During the first nine months, the center hosted 142 events; it is expected to finish the year with 184 events, up from 181 events last year. The center’s food and beverage revenue hit a new high of $9.9 million through September. It’s expected to reach nearly $11.3 million by year’s end, a $2.6 million increase over its $8.6 million goal.
Through September, center occupancy was 32 percent.
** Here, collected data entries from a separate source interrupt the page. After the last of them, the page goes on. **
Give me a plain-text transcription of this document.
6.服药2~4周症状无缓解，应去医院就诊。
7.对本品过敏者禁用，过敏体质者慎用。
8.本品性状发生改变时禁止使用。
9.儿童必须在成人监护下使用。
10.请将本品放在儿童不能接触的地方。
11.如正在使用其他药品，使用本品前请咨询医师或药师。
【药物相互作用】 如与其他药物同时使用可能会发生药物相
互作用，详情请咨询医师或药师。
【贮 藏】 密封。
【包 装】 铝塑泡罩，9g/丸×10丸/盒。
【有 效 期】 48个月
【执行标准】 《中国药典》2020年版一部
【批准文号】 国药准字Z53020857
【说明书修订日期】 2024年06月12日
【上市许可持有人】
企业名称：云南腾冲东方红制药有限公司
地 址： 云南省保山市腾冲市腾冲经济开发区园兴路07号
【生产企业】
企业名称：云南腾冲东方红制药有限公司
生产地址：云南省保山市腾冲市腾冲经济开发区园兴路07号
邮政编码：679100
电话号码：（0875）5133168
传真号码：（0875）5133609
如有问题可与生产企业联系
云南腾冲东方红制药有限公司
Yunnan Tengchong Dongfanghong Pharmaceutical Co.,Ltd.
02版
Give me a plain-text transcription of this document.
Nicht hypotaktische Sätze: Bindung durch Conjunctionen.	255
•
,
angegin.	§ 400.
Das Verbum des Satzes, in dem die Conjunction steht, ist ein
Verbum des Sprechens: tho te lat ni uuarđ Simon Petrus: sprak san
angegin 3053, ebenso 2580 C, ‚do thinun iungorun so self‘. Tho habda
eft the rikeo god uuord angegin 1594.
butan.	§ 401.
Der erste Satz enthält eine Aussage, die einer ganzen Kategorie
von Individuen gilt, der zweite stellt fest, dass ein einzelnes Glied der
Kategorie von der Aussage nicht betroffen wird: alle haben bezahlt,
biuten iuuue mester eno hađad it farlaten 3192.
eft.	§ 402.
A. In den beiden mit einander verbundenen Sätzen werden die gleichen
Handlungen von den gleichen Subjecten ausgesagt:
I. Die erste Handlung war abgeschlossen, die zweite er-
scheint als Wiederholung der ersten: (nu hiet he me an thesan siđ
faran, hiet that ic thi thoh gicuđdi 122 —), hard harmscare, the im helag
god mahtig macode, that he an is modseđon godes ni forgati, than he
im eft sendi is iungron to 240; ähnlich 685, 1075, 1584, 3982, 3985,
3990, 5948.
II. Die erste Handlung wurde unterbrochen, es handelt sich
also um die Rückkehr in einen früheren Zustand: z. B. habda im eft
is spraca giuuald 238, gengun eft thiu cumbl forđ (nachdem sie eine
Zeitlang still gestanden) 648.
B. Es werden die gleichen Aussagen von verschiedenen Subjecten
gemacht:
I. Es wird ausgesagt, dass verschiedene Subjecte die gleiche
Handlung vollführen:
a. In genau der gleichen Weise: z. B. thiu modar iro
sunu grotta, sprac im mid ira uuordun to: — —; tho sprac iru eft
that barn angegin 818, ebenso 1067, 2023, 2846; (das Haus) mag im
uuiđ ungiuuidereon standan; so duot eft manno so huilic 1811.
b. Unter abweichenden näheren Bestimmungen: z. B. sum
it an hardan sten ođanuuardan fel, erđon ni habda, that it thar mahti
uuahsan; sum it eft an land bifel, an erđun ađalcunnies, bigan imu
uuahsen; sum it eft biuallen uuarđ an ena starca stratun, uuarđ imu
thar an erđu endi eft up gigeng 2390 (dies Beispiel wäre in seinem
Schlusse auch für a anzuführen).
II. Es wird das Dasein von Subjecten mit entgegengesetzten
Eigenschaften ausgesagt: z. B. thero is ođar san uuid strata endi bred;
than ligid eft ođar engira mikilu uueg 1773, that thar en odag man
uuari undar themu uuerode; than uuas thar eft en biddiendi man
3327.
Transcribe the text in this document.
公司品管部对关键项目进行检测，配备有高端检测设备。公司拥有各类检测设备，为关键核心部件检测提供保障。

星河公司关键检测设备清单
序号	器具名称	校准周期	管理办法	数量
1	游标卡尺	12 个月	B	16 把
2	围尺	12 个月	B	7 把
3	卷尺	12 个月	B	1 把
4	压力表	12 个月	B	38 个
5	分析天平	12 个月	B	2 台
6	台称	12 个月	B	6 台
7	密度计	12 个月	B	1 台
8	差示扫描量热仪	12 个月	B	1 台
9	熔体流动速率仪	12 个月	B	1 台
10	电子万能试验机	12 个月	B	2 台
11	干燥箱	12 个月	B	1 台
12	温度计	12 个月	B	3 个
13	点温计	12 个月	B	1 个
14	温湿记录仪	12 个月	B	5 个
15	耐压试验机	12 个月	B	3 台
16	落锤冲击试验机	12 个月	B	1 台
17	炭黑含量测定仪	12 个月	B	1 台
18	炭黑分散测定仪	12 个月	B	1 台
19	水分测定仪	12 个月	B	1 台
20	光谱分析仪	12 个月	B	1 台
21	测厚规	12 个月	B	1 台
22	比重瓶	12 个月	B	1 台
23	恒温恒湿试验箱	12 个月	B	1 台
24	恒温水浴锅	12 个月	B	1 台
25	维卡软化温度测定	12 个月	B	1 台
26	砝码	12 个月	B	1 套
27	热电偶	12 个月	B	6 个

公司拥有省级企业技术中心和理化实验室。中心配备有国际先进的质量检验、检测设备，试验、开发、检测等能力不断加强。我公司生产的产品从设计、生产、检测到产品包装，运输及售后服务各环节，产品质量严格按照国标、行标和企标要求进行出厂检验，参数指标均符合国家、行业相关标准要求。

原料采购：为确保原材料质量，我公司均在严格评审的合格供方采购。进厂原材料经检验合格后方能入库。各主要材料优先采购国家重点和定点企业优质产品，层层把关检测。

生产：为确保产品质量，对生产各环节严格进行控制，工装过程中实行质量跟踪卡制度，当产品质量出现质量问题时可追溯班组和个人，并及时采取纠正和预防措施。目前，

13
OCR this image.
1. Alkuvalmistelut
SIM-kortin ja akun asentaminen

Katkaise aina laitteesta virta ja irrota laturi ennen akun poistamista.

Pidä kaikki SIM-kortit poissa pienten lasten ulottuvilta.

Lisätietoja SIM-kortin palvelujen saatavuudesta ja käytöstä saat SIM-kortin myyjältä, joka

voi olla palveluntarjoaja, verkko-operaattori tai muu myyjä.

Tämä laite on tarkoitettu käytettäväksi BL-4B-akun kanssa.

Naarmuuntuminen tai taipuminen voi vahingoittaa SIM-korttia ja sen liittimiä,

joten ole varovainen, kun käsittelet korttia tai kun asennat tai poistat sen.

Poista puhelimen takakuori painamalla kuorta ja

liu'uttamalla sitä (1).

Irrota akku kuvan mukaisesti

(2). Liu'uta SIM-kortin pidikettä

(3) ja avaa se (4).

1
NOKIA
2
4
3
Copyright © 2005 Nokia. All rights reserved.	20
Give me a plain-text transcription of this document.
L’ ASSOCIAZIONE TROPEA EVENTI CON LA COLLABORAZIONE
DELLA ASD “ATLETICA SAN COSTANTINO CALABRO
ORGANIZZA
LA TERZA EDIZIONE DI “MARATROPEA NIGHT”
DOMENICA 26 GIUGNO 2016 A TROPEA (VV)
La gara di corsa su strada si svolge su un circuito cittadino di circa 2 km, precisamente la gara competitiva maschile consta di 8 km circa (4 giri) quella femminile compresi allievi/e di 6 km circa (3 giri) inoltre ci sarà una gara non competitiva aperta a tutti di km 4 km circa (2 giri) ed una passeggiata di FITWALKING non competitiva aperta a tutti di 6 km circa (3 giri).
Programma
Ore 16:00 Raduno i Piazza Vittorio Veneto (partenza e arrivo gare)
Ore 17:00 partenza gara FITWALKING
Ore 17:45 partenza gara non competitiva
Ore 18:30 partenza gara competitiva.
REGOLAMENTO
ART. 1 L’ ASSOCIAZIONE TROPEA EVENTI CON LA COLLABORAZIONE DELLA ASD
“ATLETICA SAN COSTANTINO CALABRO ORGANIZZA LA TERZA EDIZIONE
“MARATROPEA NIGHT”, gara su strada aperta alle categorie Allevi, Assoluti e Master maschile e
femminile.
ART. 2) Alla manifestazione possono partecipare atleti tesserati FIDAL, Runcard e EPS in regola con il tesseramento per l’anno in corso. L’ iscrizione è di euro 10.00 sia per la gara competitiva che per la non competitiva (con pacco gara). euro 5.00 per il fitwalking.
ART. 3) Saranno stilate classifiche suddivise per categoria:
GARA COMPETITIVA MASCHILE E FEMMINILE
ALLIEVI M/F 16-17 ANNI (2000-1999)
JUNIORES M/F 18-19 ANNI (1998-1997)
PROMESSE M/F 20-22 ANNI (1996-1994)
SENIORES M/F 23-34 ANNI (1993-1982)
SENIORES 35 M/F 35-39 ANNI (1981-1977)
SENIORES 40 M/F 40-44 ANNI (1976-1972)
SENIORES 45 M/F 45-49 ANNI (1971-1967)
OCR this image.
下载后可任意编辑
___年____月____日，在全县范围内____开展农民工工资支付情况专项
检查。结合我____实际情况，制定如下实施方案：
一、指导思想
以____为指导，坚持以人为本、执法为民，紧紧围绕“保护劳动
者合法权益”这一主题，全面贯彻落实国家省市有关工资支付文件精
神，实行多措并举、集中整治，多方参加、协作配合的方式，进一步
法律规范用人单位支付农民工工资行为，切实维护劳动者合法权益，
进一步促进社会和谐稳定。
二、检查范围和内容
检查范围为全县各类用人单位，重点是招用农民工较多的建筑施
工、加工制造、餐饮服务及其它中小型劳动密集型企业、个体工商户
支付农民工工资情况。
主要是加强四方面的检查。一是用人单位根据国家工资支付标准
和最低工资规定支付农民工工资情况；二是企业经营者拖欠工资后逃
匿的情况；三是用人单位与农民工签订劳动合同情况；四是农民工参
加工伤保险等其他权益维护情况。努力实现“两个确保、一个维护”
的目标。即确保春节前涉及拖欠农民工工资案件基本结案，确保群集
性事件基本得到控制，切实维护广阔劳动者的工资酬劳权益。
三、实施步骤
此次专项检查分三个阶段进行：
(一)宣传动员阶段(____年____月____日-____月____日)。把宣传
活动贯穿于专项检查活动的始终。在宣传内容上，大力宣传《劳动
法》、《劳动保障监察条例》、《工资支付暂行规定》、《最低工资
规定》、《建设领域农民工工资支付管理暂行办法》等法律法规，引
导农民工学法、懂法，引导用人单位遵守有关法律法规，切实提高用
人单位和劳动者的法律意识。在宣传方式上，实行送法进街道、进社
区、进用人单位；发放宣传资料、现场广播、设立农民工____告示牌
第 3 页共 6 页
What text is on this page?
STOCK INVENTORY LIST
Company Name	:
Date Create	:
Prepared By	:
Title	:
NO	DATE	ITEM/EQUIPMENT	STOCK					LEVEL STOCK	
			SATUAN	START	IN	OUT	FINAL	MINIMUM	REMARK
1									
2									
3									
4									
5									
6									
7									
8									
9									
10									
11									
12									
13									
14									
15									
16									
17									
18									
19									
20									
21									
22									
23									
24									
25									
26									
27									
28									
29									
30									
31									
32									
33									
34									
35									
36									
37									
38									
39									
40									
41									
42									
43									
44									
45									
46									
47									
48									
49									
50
On average, occupancy at successful centers falls between 40 and 60 percent, Orton said.
Orton said the center hopes to draw from AEG’s expertise in entertainment and sports, she said.
She ordered $1 million in new flooring so the center can convert its 204,000-square-foot exhibition hall into courts as needed to host amateur and pro sporting events from indoor soccer to volleyball, basketball and badminton.
“We’ve already got some really good leads, including one volleyball and two basketball tournaments, and some definite business for 2017,” Orton said.
Since most large groups are booked five to 10 years out, Orton said it will take time to see the full impact of new strategies.
Jerry Gibson, area vice president for Hilton Hawaii, said the convention center’s achievements are critical to visitor industry success.
“We build our base of business off of these conventions, which help us plan for next year’s budget season,” Gibson said.
Group travelers are coveted because they tend to spend more than leisure travelers, he said. A high percentage of group travelers bring friends and family with them for pre- and post-trips and return to Hawaii for vacations, Gibson said.
“They fall in love with Hawaii and come back,” he said.